The socratic system is dramatically different than the systems we were raised in. I think the best way to understand something that is far removed from our normal experience is the same way we learned to understand the very strange world we live in now: experience it. Think about how your life would be if you lived in such a society. What would you care about? What would you want to do with your time? You will see that the socratic has entirely different election systems that deal with entirely different matters than those we vote on now. Think about what you would do with your vote. Think about how this will affect the society around you.
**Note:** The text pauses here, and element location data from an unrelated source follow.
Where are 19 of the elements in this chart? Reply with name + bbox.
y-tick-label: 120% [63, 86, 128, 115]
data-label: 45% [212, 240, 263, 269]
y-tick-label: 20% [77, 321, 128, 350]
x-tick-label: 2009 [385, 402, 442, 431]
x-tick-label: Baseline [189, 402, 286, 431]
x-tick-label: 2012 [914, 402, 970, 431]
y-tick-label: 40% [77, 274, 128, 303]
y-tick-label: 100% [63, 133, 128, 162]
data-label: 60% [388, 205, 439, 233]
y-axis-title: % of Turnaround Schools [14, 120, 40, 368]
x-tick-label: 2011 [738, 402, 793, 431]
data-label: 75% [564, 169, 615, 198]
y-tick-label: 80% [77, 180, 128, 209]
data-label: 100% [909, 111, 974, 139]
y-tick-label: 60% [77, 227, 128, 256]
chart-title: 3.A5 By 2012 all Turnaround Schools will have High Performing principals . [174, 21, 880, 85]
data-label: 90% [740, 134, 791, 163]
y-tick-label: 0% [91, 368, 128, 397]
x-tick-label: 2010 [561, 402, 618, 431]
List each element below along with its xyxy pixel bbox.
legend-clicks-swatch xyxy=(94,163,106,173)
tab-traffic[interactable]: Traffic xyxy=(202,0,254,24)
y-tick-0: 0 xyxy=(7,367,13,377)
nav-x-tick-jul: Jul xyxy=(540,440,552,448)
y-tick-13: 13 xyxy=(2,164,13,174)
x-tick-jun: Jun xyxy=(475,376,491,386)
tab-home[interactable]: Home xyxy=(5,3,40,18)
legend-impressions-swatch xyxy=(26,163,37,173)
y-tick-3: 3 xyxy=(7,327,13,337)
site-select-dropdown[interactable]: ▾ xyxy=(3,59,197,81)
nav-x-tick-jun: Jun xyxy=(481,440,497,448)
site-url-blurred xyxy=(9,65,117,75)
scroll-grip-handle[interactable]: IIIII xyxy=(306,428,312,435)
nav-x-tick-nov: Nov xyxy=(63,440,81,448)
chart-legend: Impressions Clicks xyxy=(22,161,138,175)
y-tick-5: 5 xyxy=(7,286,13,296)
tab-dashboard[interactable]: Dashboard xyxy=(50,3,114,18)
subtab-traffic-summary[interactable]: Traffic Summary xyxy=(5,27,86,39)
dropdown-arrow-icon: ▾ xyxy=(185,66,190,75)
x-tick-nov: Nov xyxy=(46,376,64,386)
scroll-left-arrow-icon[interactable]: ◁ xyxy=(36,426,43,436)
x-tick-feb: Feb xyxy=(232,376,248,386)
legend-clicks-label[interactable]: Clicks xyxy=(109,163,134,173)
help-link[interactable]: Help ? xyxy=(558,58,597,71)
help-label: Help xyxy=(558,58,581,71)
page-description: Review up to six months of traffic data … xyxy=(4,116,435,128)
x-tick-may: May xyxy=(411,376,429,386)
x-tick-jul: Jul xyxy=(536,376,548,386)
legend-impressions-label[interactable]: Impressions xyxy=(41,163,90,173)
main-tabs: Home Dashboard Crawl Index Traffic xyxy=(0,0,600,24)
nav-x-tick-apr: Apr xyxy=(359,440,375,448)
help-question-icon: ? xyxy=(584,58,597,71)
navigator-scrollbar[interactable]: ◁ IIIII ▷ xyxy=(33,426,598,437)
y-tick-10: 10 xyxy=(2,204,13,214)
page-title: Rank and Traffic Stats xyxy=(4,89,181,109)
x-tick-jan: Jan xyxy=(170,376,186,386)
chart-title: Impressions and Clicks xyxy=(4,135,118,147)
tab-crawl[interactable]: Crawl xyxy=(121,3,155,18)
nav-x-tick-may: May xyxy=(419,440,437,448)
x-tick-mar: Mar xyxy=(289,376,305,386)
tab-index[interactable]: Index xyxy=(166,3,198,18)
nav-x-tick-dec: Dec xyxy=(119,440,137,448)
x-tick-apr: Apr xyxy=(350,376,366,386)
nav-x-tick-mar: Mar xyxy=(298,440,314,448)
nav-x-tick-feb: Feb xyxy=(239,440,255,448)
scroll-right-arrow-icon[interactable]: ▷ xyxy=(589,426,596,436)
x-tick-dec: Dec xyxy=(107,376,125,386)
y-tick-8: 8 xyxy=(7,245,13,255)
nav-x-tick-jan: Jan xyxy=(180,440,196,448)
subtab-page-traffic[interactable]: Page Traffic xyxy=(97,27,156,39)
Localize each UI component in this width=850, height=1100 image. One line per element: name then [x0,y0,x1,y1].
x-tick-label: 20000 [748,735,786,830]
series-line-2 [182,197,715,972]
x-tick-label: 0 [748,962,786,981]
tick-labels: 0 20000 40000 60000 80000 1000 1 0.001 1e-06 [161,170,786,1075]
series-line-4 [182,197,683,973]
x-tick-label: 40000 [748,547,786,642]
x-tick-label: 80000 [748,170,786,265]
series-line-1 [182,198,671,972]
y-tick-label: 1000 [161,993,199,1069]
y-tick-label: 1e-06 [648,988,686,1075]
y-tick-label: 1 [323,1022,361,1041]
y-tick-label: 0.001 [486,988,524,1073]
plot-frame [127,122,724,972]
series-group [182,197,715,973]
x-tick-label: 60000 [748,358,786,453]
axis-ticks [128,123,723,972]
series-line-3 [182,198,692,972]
You will see that people can make a lot of money in a socratic society by buying leasehold rights to properties, improving the properties, and selling them. Think about this: are you interested in trying to grab some of this money for yourself? Would you want to buy the rights to the Pastland Farm, or the various other properties that will become available, to improve them? If you do, how will your actions affect the rest of the people of society? Try to accept that if you feel pressure to act certain ways—if the incentives are binding on you, personally—these same incentives are going to be pushing other people to act the same way they are pushing you to act. Incentives have been compared to invisible hands, pushing you to act certain ways. Think about the incentives as invisible hands: what are these invisible hands pushing you to do?

Try to understand the society described in the next few chapters the same way you have come to understand the society that was in place when you were born and that you have lived in your entire life.